Laboratory findings were within normal limits and chest radiography
revealed mild cardiomegaly. Given the clinical suspicion of
CAD, he underwent cardiac catheterization, which revealed no
significant CAD, but there was a stream of dye into the left
ventricle (LV) via a tiny plexus of intramural vessels, from
the dilated and tortuous left anterior descending artery (LAD)

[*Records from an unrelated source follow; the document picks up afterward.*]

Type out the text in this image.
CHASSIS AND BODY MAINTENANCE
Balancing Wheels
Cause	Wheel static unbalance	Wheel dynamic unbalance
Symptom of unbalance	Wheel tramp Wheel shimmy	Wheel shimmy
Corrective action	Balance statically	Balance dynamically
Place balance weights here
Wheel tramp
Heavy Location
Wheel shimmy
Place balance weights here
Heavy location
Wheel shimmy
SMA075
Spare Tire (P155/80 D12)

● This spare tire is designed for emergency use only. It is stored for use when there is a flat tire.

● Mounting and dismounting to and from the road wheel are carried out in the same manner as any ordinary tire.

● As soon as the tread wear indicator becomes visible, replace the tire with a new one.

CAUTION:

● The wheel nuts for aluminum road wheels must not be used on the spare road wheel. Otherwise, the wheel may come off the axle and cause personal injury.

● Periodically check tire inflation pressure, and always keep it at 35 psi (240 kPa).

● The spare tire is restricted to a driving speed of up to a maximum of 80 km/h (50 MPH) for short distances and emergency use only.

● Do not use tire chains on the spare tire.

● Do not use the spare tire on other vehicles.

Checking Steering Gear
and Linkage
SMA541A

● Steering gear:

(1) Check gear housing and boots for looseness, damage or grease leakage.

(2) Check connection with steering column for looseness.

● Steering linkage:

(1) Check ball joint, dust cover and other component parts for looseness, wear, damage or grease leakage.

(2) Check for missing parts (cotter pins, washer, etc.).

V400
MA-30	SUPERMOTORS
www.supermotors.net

during systole and diastole (
Fig. 1). Two-dimensional transthoracic
echocardiography and left ventriculography showed typical apical
hypertrophic cardiomyopathy (ACM) (
Fig. 2). The ratio of apical
to basal anterior and posterior wall thickness was found to
be greater than 1.5 on M-mode scanning. There was no intraventricular
gradient at rest and with Valsalva maneuver. Color-coded Doppler
echocardiography in the apical region of the LV showed color
flow signals between the epicardium and the LV chamber, demonstrating
penetrating intramyocardial coronary arteries arising from the
LAD (
Fig. 3A). The spectral pulsed Doppler echocardiography
at the apex revealed the exclusively diastolic flow velocity
spectrum (
Fig. 3B). The patient's symptoms improved with beta
blocker therapy and he was discharged with medical therapy.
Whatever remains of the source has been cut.